Dinosaur National Monument
In a land where dinosaurs roamed centuries ago, remains the fantastic relics of their existence, along with a rich cultural history, preserved in the petroglyphs and pictographs left behind by Native American tribes that were inhabitants in the region of northwest Colorado and northeast Utah. This land of dinosaurs is where the Dinosaur National Monument is situated, featuring fossilized bones embedded in rocks. This U.S National Monument is located on the border between Colorado and Utah, at the confluence of the Green and Yampa Rivers, and comprises 325 square miles of mountains, desert, and untamed, deep canyons of spectacular geological formations. There are some 800 paleontological sites at the park, with notable dinosaur fossils, which includes Allosaurus, Deinonychus, Stegosaurus, Camarasaurus, and Abydosaurus.

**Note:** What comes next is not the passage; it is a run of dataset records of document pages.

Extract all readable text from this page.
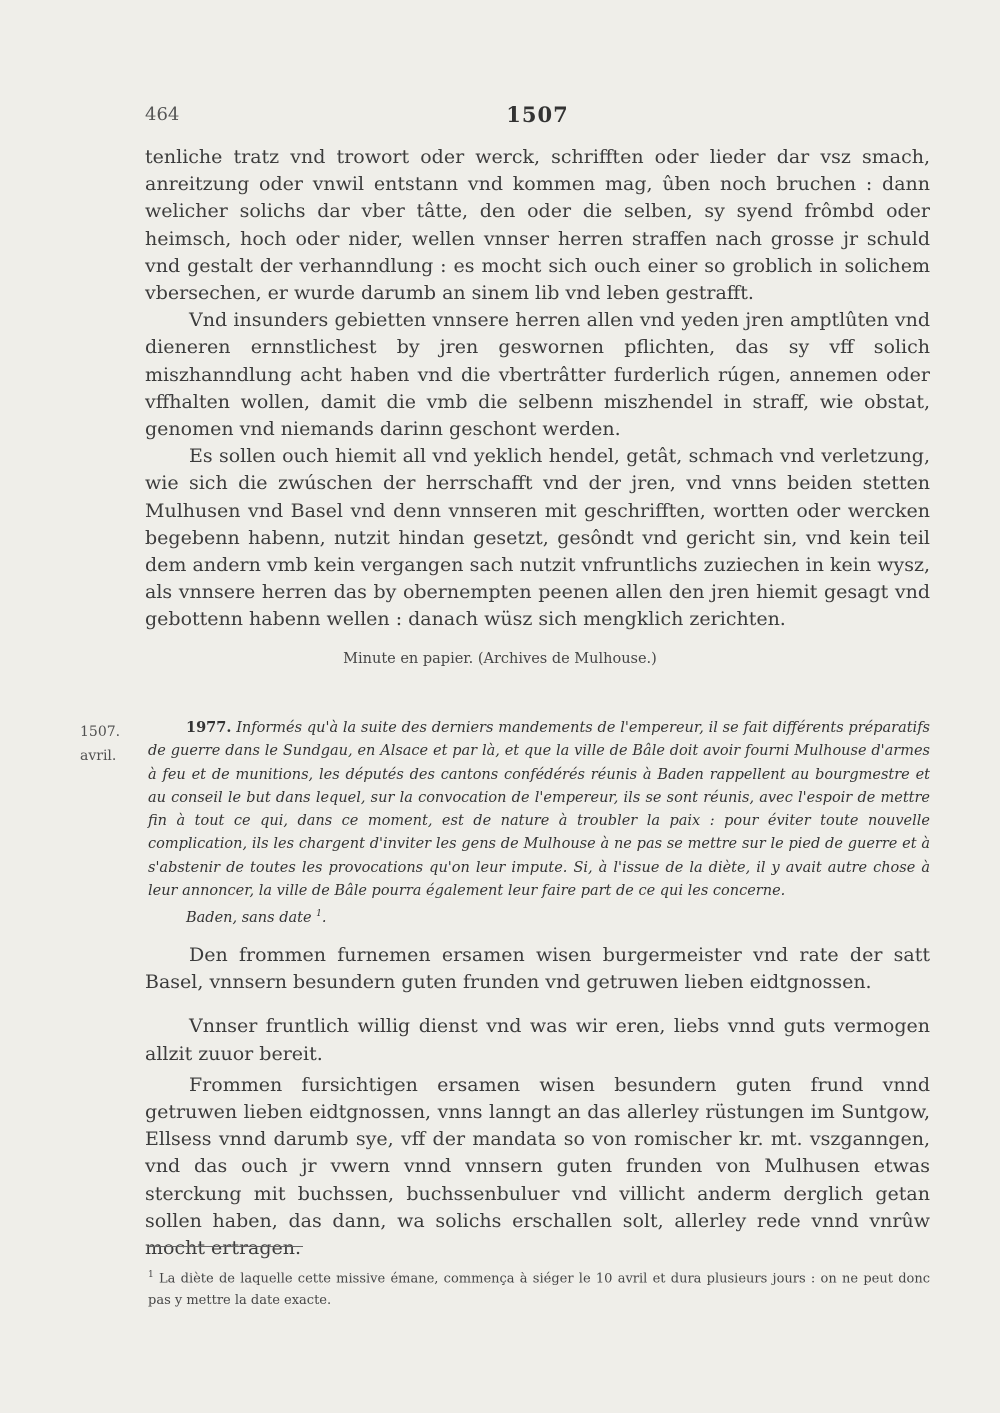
464	1507

tenliche tratz vnd trowort oder werck, schrifften oder lieder dar vsz smach, anreitzung oder vnwil entstann vnd kommen mag, ûben noch bruchen : dann welicher solichs dar vber tâtte, den oder die selben, sy syend frômbd oder heimsch, hoch oder nider, wellen vnnser herren straffen nach grosse jr schuld vnd gestalt der verhanndlung : es mocht sich ouch einer so groblich in solichem vbersechen, er wurde darumb an sinem lib vnd leben gestrafft.

Vnd insunders gebietten vnnsere herren allen vnd yeden jren amptlûten vnd dieneren ernnstlichest by jren geswornen pflichten, das sy vff solich miszhanndlung acht haben vnd die vbertrâtter furderlich rúgen, annemen oder vffhalten wollen, damit die vmb die selbenn miszhendel in straff, wie obstat, genomen vnd niemands darinn geschont werden.

Es sollen ouch hiemit all vnd yeklich hendel, getât, schmach vnd verletzung, wie sich die zwúschen der herrschafft vnd der jren, vnd vnns beiden stetten Mulhusen vnd Basel vnd denn vnnseren mit geschrifften, wortten oder wercken begebenn habenn, nutzit hindan gesetzt, gesôndt vnd gericht sin, vnd kein teil dem andern vmb kein vergangen sach nutzit vnfruntlichs zuziechen in kein wysz, als vnnsere herren das by obernempten peenen allen den jren hiemit gesagt vnd gebottenn habenn wellen : danach wüsz sich mengklich zerichten.

Minute en papier. (Archives de Mulhouse.)
1507.
avril.
1977. Informés qu'à la suite des derniers mandements de l'empereur, il se fait différents préparatifs de guerre dans le Sundgau, en Alsace et par là, et que la ville de Bâle doit avoir fourni Mulhouse d'armes à feu et de munitions, les députés des cantons confédérés réunis à Baden rappellent au bourgmestre et au conseil le but dans lequel, sur la convocation de l'empereur, ils se sont réunis, avec l'espoir de mettre fin à tout ce qui, dans ce moment, est de nature à troubler la paix : pour éviter toute nouvelle complication, ils les chargent d'inviter les gens de Mulhouse à ne pas se mettre sur le pied de guerre et à s'abstenir de toutes les provocations qu'on leur impute. Si, à l'issue de la diète, il y avait autre chose à leur annoncer, la ville de Bâle pourra également leur faire part de ce qui les concerne.
Baden, sans date $^1$.

Den frommen furnemen ersamen wisen burgermeister vnd rate der satt Basel, vnnsern besundern guten frunden vnd getruwen lieben eidtgnossen.

Vnnser fruntlich willig dienst vnd was wir eren, liebs vnnd guts vermogen allzit zuuor bereit.

Frommen fursichtigen ersamen wisen besundern guten frund vnnd getruwen lieben eidtgnossen, vnns lanngt an das allerley rüstungen im Suntgow, Ellsess vnnd darumb sye, vff der mandata so von romischer kr. mt. vszganngen, vnd das ouch jr vwern vnnd vnnsern guten frunden von Mulhusen etwas sterckung mit buchssen, buchssenbuluer vnd villicht anderm derglich getan sollen haben, das dann, wa solichs erschallen solt, allerley rede vnnd vnrûw mocht ertragen.

$^1$ La diète de laquelle cette missive émane, commença à siéger le 10 avril et dura plusieurs jours : on ne peut donc pas y mettre la date exacte.
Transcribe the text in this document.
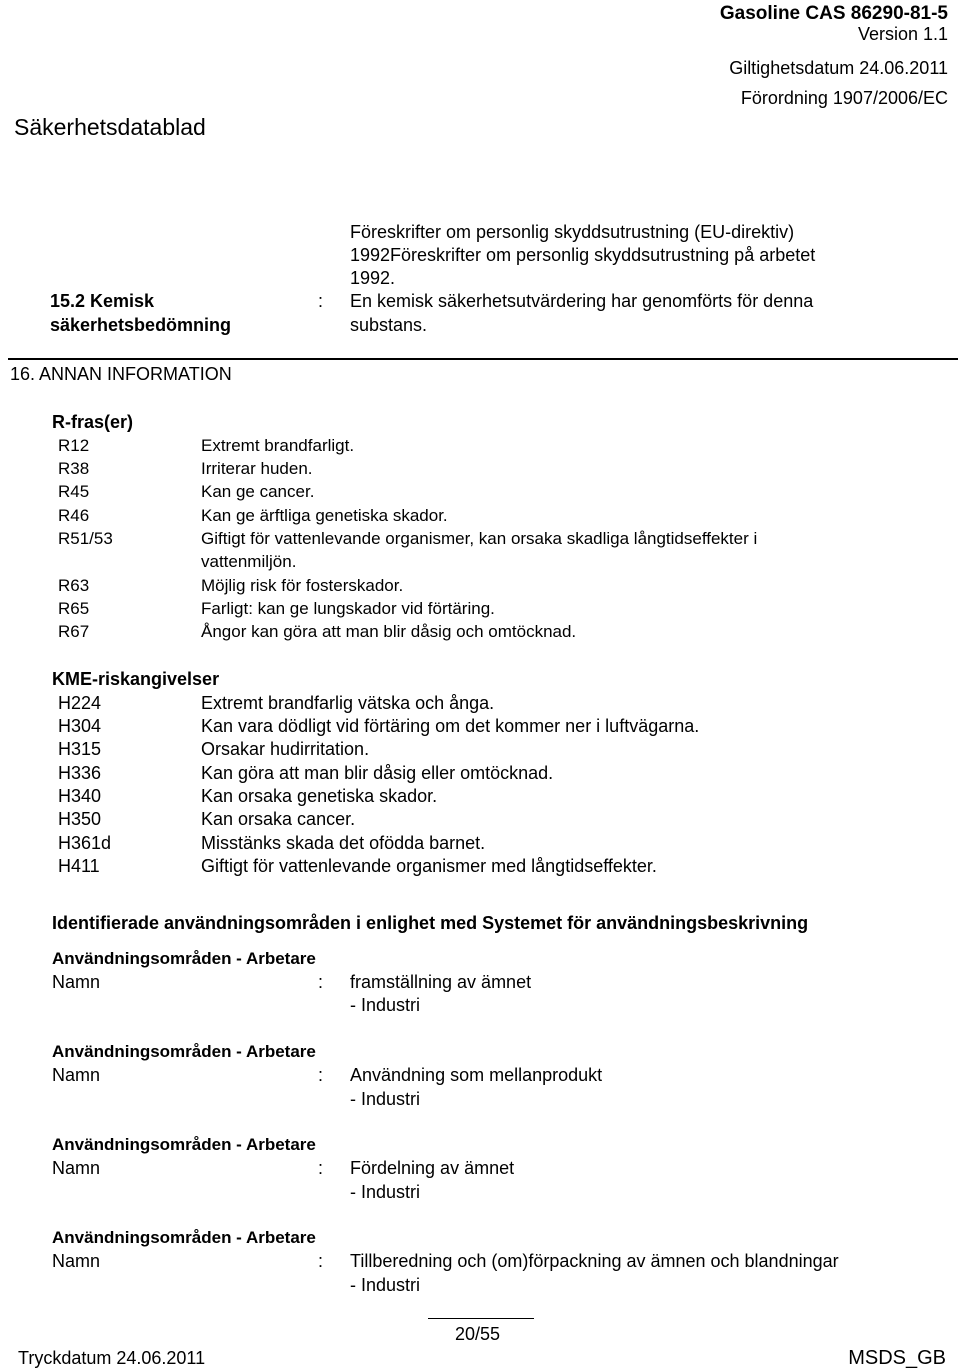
Gasoline CAS 86290-81-5
Version 1.1
Giltighetsdatum 24.06.2011
Förordning 1907/2006/EC
Säkerhetsdatablad
Föreskrifter om personlig skyddsutrustning (EU-direktiv)
1992Föreskrifter om personlig skyddsutrustning på arbetet
1992.
15.2 Kemisk
säkerhetsbedömning
: En kemisk säkerhetsutvärdering har genomförts för denna
substans.
16. ANNAN INFORMATION
R-fras(er)
R12	Extremt brandfarligt.
R38	Irriterar huden.
R45	Kan ge cancer.
R46	Kan ge ärftliga genetiska skador.
R51/53	Giftigt för vattenlevande organismer, kan orsaka skadliga långtidseffekter i
vattenmiljön.
R63	Möjlig risk för fosterskador.
R65	Farligt: kan ge lungskador vid förtäring.
R67	Ångor kan göra att man blir dåsig och omtöcknad.
KME-riskangivelser
H224	Extremt brandfarlig vätska och ånga.
H304	Kan vara dödligt vid förtäring om det kommer ner i luftvägarna.
H315	Orsakar hudirritation.
H336	Kan göra att man blir dåsig eller omtöcknad.
H340	Kan orsaka genetiska skador.
H350	Kan orsaka cancer.
H361d	Misstänks skada det ofödda barnet.
H411	Giftigt för vattenlevande organismer med långtidseffekter.
Identifierade användningsområden i enlighet med Systemet för användningsbeskrivning
Användningsområden - Arbetare
Namn	: framställning av ämnet
- Industri
Användningsområden - Arbetare
Namn	: Användning som mellanprodukt
- Industri
Användningsområden - Arbetare
Namn	: Fördelning av ämnet
- Industri
Användningsområden - Arbetare
Namn	: Tillberedning och (om)förpackning av ämnen och blandningar
- Industri
20/55
Tryckdatum 24.06.2011	MSDS_GB
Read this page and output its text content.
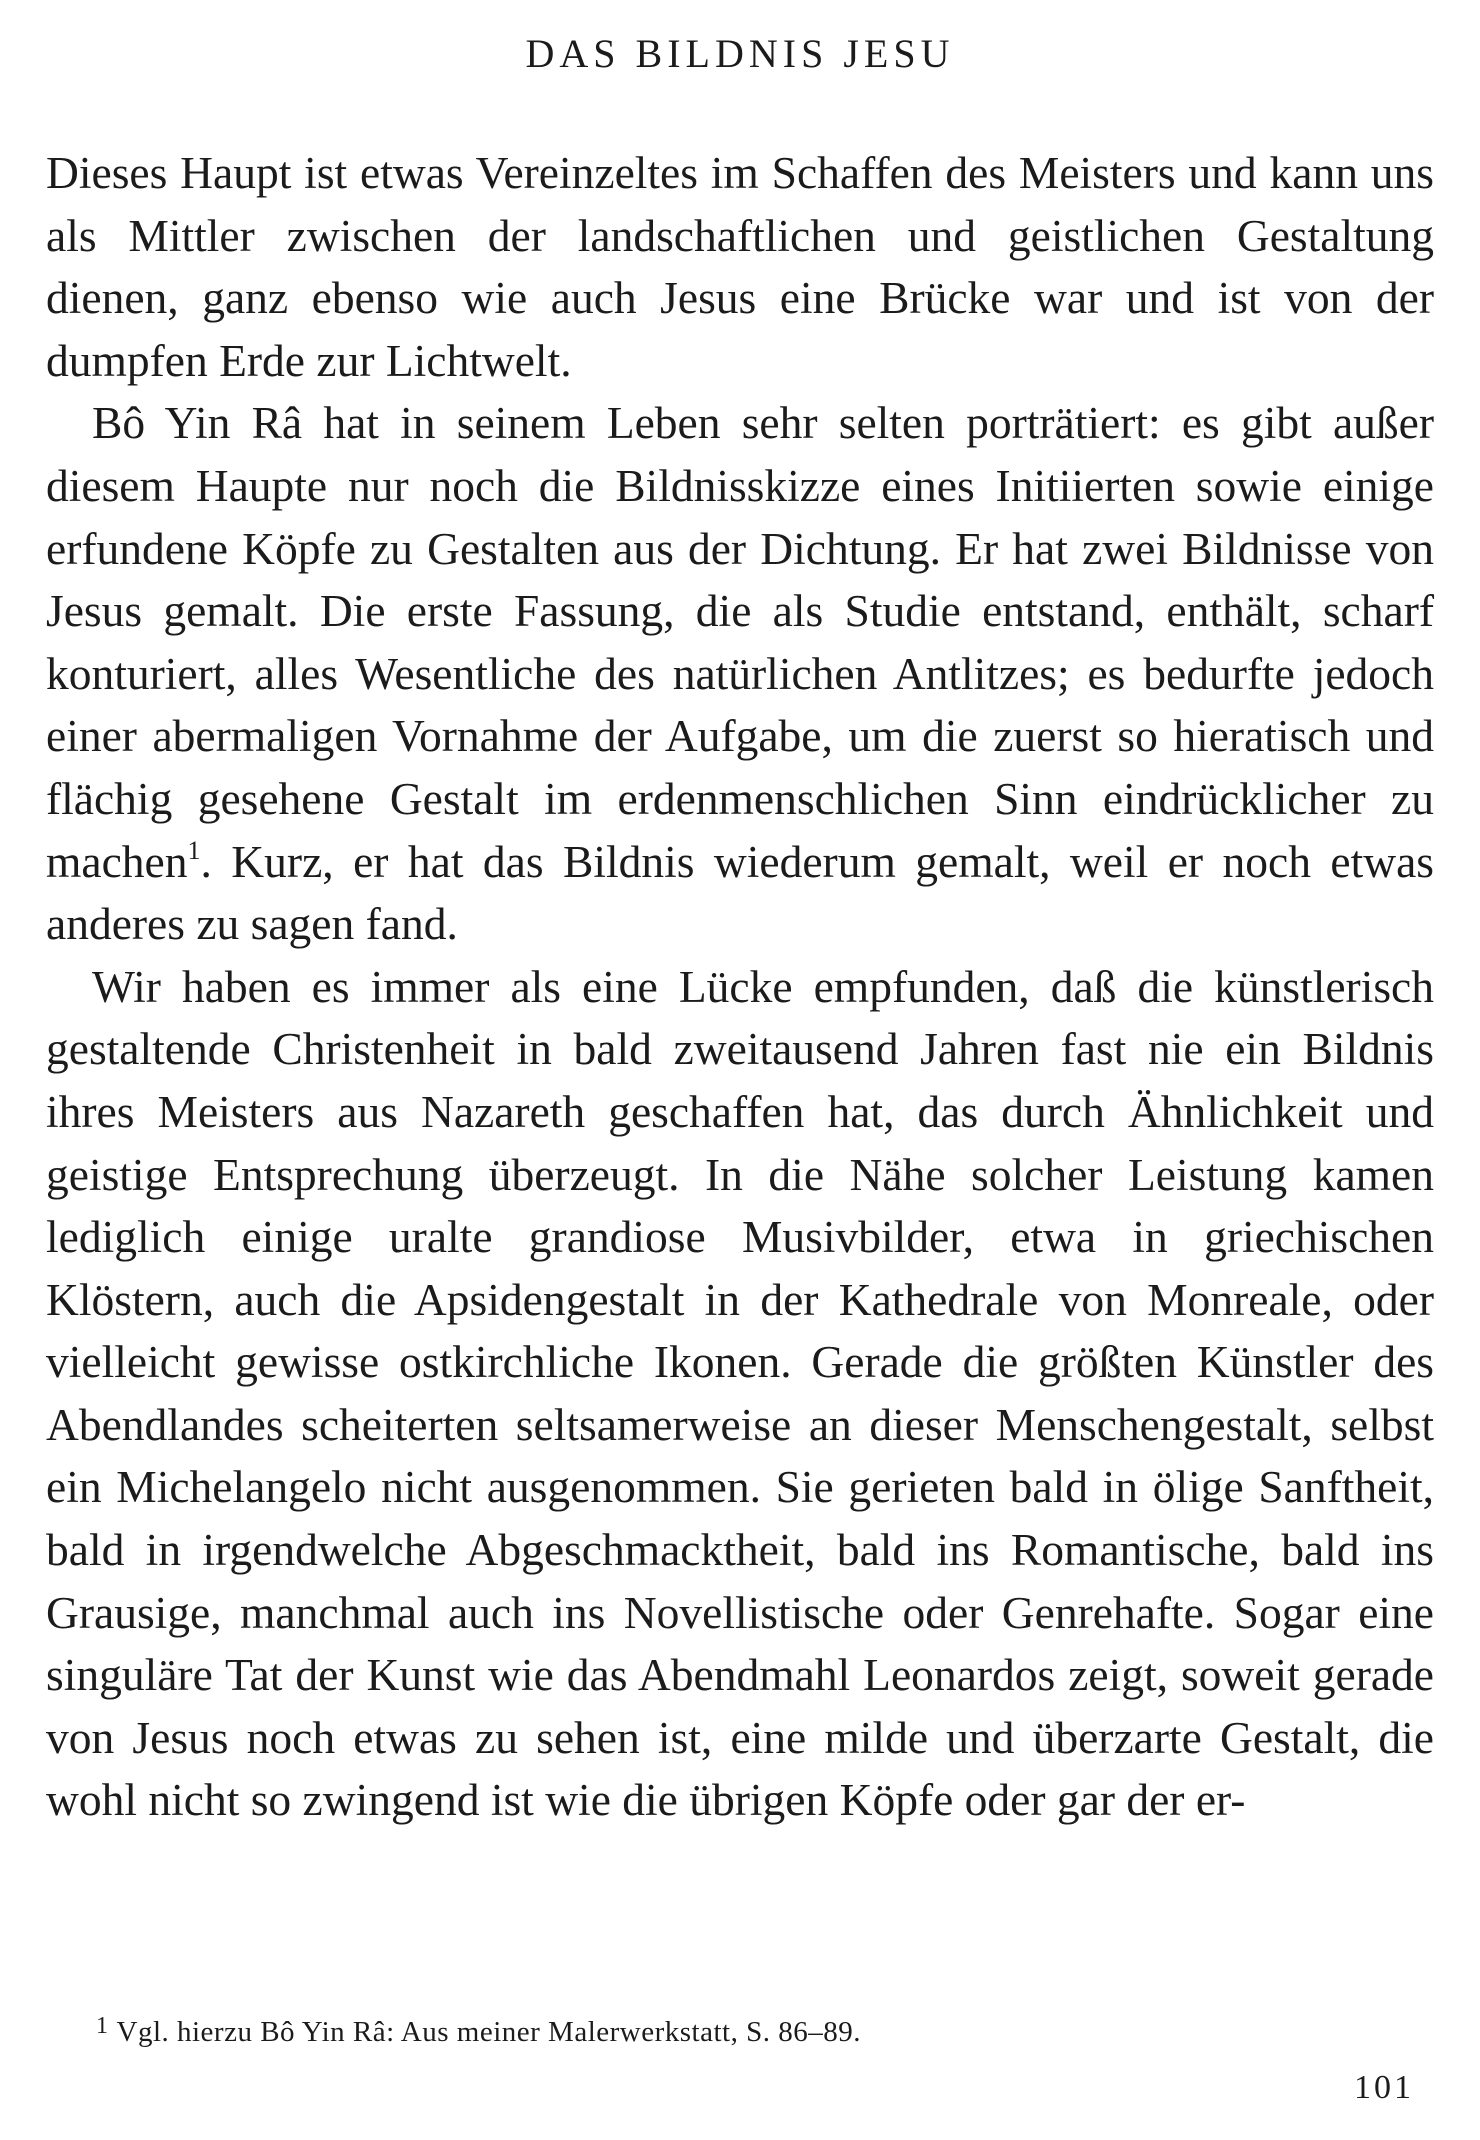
DAS BILDNIS JESU

Dieses Haupt ist etwas Vereinzeltes im Schaffen des Meisters und kann uns als Mittler zwischen der landschaftlichen und geistlichen Gestaltung dienen, ganz ebenso wie auch Jesus eine Brücke war und ist von der dumpfen Erde zur Lichtwelt.

Bô Yin Râ hat in seinem Leben sehr selten porträtiert: es gibt außer diesem Haupte nur noch die Bildnisskizze eines Initiierten sowie einige erfundene Köpfe zu Gestalten aus der Dichtung. Er hat zwei Bildnisse von Jesus gemalt. Die erste Fassung, die als Studie entstand, enthält, scharf konturiert, alles Wesentliche des natürlichen Antlitzes; es bedurfte jedoch einer abermaligen Vornahme der Aufgabe, um die zuerst so hieratisch und flächig gesehene Gestalt im erdenmenschlichen Sinn eindrücklicher zu machen$^1$. Kurz, er hat das Bildnis wiederum gemalt, weil er noch etwas anderes zu sagen fand.

Wir haben es immer als eine Lücke empfunden, daß die künstlerisch gestaltende Christenheit in bald zweitausend Jahren fast nie ein Bildnis ihres Meisters aus Nazareth geschaffen hat, das durch Ähnlichkeit und geistige Entsprechung überzeugt. In die Nähe solcher Leistung kamen lediglich einige uralte grandiose Musivbilder, etwa in griechischen Klöstern, auch die Apsidengestalt in der Kathedrale von Monreale, oder vielleicht gewisse ostkirchliche Ikonen. Gerade die größten Künstler des Abendlandes scheiterten seltsamerweise an dieser Menschengestalt, selbst ein Michelangelo nicht ausgenommen. Sie gerieten bald in ölige Sanftheit, bald in irgendwelche Abgeschmacktheit, bald ins Romantische, bald ins Grausige, manchmal auch ins Novellistische oder Genrehafte. Sogar eine singuläre Tat der Kunst wie das Abendmahl Leonardos zeigt, soweit gerade von Jesus noch etwas zu sehen ist, eine milde und überzarte Gestalt, die wohl nicht so zwingend ist wie die übrigen Köpfe oder gar der er-

$^1$ Vgl. hierzu Bô Yin Râ: Aus meiner Malerwerkstatt, S. 86–89.
101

Paleontologist Earl Douglas is credited with discovering the dinosaur fossil bed in 1909, when he was on a quest for fossils for the Carnegie Museum of Natural History. Thousands of fossils were excavated and transported to the museum’s location in Pittsburgh, Pennsylvania by Douglass and his crew, where they were studied and put on display. Six years after unearthing the prehistoric plant and animal fossils, President Woodrow Wilson declared the dinosaur beds as a Dinosaur National Monument on October 4th, initially preserving 80-acres in the quarry area. In 1938, there was an expansion of the boundaries of the monument to 200,000 acres in Utah and Colorado, from the original 80-acre tract surrounding the dinosaur quarry in Utah.
Built in 1957, the Quarry Exhibit Hall has over 1,500 fossilized dinosaur bones exposed on the cliff’s interior face, often called “the wall of bones, including an exhibit showcasing an 80-foot long mural, which tells an important story of these dinosaurs that lived during the late Jurassic period, along with several interactive stations, where visitors can touch 149 million year old dinosaur fossils, belonging to different species of dinosaurs. Tour of the Tilted Rocks extends for 10 miles, one-way, along Cub Creek Road, and is a scenic auto tour route, featuring petroglyph and pictograph panels, Josie Bassett's cabin built in 1913, and incredible views of geologic formations, including colorful ridges, plateaus and canyons surrounding the Green and Yampa rivers. The informative exhibits at Dinosaur National Monument offers a glimpse into a past of magnificent creatures, along with a cultural history that is etched into aged rocks that continues to tell a great and exciting tale.